My Lords, I am sorry that the amendment is not as detailed as the one we discussed in Committee. I thought that the Government's argument against that amendment was extremely weak. We were told that because of the way in which the Bill amends the 1983 Act, it was very difficult for the draftsman to know whether all the principles would be in the list. That was a pathetic argument. If the draftsman could not ensure that we should not be pursuing this legislation. But now we have a much simpler amendment which, from the way people have been talking, is less satisfactory than the previous amendment but better than nothing.
I was not sure about the argument of the noble Lord, Lord Soley, that because four other Acts are mentioned in the amendment it might make practitioners more liable to prosecution under those Acts. But such law exists and if for some reason people went astray they could be prosecuted under those Acts anyway. So it would not make any difference; it is just a way of identifying principles of discrimination.

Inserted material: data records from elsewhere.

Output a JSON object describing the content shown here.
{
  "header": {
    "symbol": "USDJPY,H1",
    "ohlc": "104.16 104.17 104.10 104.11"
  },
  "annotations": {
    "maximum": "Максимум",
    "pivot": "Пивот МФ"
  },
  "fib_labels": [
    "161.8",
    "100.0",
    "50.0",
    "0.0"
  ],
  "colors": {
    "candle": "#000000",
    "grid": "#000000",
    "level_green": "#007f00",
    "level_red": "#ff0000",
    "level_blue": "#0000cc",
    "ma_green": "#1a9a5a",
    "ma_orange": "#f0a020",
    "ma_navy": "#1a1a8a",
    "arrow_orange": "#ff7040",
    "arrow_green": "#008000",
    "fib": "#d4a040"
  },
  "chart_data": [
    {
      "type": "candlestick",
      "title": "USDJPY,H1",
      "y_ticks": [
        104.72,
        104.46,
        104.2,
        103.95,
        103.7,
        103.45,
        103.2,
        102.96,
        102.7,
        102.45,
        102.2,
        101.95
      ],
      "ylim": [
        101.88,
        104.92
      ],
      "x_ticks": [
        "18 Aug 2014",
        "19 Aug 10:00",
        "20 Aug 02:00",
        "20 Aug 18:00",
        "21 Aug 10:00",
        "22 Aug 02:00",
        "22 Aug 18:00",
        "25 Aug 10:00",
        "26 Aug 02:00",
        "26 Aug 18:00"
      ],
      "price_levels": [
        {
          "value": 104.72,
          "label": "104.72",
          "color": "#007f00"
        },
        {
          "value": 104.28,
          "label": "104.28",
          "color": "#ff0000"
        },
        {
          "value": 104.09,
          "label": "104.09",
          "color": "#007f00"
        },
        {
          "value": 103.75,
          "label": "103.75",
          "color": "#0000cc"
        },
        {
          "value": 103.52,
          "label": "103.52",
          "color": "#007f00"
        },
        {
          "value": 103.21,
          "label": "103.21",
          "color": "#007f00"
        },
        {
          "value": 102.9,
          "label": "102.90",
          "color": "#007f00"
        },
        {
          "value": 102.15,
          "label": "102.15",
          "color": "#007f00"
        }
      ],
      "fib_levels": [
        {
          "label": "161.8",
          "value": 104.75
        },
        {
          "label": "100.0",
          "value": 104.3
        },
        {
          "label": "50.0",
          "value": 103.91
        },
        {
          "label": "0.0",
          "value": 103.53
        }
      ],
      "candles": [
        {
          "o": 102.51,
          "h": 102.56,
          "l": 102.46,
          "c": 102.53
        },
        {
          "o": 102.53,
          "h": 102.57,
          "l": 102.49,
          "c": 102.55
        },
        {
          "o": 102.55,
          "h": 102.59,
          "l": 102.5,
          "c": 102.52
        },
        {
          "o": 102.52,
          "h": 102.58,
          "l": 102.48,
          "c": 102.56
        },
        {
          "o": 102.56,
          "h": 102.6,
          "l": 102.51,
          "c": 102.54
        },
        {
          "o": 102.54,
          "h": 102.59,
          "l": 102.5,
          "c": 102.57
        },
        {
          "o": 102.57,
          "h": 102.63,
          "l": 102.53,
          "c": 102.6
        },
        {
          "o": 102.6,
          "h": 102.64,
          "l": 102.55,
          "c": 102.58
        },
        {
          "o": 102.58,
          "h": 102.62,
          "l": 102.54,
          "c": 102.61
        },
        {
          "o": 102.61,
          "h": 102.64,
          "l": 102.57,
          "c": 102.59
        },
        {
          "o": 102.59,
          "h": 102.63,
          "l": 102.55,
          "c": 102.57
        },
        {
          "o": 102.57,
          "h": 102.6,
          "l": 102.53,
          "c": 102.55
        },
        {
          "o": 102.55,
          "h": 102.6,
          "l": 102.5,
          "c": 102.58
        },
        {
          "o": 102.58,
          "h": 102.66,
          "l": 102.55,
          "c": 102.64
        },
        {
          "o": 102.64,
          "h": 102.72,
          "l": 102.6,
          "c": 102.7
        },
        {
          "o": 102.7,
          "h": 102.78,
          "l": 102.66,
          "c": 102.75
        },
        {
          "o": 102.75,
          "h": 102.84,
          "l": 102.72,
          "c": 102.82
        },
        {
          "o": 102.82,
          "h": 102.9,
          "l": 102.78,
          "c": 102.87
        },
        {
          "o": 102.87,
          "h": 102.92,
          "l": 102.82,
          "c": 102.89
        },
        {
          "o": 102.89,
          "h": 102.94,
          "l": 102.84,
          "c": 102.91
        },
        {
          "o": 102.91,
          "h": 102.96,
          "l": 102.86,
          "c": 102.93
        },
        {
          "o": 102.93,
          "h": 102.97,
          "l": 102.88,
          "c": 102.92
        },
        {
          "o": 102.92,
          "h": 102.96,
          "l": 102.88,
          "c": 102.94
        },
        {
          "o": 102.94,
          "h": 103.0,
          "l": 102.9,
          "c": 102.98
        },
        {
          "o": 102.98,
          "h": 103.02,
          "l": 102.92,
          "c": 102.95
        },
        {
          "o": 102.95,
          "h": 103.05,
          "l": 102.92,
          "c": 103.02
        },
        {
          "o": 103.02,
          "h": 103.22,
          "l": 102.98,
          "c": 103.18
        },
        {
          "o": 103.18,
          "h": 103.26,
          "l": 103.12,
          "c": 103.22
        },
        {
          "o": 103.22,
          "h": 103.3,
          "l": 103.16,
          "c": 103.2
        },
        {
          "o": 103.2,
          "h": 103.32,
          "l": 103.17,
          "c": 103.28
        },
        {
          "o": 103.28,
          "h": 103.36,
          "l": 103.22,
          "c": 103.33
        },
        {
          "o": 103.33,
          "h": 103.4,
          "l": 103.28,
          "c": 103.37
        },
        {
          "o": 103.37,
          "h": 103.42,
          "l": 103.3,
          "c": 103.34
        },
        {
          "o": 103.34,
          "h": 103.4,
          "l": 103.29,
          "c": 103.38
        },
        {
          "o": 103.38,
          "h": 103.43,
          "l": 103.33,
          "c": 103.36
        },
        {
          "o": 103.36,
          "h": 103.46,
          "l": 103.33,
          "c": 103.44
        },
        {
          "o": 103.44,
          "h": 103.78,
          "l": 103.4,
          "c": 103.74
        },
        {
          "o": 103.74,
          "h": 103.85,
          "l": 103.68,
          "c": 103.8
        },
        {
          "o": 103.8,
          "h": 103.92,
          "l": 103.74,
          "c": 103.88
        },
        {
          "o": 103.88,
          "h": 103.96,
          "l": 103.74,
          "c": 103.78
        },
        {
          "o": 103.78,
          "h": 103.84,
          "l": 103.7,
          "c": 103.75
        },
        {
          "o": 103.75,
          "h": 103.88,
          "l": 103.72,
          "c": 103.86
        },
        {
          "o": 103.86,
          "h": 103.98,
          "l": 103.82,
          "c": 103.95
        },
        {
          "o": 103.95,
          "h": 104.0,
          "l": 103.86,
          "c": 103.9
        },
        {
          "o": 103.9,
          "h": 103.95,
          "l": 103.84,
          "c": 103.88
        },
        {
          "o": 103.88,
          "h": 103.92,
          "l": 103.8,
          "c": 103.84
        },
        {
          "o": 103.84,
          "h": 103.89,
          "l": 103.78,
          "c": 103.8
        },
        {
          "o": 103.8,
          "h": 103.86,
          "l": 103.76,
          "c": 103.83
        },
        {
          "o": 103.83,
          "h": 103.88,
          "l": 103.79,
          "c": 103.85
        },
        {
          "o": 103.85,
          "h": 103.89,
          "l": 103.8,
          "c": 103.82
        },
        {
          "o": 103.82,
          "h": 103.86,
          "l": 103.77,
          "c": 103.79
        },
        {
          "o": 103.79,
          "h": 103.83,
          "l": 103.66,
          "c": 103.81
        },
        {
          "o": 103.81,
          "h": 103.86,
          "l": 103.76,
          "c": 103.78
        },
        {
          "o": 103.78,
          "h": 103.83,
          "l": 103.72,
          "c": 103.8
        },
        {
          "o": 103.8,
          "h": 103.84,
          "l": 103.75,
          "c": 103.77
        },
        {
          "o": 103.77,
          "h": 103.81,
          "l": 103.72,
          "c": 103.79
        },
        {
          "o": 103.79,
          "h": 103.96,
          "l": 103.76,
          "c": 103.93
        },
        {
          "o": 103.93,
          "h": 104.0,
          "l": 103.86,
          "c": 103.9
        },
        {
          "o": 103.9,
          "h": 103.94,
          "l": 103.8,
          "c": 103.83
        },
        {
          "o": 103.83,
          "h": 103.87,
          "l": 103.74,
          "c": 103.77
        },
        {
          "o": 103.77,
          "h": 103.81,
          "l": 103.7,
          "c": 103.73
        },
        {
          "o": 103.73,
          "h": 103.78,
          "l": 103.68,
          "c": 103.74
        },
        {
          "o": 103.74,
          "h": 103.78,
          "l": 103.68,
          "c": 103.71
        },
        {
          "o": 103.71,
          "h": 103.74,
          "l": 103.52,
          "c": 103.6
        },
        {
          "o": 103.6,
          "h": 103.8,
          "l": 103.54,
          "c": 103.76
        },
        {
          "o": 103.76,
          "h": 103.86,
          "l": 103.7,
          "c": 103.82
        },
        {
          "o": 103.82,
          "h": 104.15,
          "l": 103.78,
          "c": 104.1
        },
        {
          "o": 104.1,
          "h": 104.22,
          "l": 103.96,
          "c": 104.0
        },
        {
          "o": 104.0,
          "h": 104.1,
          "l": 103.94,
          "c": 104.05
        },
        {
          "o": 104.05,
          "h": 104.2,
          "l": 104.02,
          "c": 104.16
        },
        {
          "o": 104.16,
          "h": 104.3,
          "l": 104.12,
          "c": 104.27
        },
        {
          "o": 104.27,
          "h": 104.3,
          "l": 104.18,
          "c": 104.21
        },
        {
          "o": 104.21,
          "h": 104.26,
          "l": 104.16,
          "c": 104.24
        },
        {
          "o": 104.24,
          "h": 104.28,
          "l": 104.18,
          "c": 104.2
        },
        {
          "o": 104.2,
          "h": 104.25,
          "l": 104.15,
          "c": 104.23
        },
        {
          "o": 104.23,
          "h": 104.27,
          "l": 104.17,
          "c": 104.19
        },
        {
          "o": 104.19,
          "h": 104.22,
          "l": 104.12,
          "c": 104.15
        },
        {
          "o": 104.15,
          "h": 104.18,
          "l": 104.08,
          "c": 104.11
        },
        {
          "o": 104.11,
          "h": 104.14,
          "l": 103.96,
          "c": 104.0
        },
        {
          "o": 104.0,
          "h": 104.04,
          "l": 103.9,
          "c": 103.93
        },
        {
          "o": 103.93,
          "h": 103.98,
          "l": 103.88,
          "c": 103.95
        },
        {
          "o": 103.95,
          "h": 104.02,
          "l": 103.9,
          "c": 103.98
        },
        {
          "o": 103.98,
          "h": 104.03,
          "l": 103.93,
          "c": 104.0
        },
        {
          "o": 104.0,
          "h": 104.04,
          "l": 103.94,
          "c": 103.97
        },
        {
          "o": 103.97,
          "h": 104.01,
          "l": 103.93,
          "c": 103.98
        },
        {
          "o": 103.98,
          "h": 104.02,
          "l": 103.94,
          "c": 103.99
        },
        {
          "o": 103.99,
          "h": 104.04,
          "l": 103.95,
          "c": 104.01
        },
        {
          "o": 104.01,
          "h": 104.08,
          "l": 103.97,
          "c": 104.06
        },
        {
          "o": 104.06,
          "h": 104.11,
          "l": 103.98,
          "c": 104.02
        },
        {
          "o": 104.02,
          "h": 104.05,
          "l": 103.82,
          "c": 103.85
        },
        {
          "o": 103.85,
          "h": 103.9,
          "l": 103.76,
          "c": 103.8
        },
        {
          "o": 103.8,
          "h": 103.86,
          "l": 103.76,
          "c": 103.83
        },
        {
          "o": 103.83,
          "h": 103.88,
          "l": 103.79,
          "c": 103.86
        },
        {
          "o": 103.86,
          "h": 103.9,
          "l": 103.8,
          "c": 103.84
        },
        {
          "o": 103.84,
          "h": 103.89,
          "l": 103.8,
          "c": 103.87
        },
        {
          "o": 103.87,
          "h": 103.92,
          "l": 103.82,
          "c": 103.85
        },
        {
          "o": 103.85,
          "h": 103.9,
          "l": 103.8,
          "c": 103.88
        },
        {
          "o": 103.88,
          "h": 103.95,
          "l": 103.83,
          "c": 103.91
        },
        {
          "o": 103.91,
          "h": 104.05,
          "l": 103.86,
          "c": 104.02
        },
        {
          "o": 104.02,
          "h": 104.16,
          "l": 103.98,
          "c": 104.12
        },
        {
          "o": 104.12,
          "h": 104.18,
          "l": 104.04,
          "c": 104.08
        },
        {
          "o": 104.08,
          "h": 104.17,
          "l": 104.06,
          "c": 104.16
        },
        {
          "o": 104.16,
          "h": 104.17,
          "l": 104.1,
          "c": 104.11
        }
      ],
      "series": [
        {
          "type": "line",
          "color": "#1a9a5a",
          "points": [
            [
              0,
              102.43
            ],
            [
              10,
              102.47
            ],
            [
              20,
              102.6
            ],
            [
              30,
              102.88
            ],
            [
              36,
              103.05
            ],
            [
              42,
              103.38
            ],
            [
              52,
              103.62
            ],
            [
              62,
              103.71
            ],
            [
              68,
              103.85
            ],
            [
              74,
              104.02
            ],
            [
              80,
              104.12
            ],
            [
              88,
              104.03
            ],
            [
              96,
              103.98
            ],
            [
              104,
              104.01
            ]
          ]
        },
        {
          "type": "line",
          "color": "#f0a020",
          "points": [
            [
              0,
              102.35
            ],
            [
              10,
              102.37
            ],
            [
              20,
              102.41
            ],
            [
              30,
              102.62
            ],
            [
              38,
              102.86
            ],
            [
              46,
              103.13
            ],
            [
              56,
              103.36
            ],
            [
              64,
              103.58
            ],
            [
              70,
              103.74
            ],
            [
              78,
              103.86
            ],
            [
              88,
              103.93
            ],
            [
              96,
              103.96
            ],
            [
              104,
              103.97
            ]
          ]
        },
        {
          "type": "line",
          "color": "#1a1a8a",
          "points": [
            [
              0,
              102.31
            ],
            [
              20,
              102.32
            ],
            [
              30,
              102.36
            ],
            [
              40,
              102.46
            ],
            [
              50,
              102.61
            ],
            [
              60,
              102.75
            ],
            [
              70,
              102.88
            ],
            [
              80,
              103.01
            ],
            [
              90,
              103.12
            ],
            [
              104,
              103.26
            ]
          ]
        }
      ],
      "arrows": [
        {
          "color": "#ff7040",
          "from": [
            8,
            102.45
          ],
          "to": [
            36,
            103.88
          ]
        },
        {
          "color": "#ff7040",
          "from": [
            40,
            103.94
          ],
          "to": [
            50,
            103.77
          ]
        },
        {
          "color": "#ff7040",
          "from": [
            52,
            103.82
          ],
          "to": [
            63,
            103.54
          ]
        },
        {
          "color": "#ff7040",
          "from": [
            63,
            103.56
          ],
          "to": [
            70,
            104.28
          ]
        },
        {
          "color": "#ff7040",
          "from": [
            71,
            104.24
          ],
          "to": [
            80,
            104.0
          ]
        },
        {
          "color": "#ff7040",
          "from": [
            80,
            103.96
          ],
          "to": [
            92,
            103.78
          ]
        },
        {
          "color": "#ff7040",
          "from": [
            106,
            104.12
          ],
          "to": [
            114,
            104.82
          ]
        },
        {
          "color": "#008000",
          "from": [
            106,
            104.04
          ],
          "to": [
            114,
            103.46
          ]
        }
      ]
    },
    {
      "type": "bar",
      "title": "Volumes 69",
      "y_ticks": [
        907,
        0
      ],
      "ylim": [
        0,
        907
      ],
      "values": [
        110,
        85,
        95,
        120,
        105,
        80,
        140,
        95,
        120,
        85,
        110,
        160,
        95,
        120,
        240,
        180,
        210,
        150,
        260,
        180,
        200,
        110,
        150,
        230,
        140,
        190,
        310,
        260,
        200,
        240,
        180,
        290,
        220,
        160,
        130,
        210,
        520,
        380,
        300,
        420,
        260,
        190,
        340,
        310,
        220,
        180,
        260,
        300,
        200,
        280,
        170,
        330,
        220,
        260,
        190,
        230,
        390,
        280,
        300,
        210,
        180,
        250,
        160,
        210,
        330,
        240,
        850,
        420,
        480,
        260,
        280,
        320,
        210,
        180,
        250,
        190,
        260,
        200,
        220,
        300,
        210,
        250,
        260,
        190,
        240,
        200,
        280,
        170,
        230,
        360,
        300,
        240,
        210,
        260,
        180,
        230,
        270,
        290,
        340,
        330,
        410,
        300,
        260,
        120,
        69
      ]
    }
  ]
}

The point made by the noble Lord, Lord Carlile, about the principles on the face of the Scottish Act is very important. Should we be legislating in the United Kingdom about the liberty of people with mental illness on grounds of different principles on different sides of the Border? I shall say something later about what the Minister said when he described the differences in another aspect of the Bill as one of the beauties of devolution. It is not a beauty of devolution if one's liberty is threatened on different grounds on two sides of a border in the same nation. That is a very unfortunate aspect of the Bill.
However, the Government seem determined to do this. I detect from the debate that they prefer this amendment to the one in Committee and perhaps they will see their way clear to putting principles, which according to their lights are appropriate, in the Bill. I support my noble friend.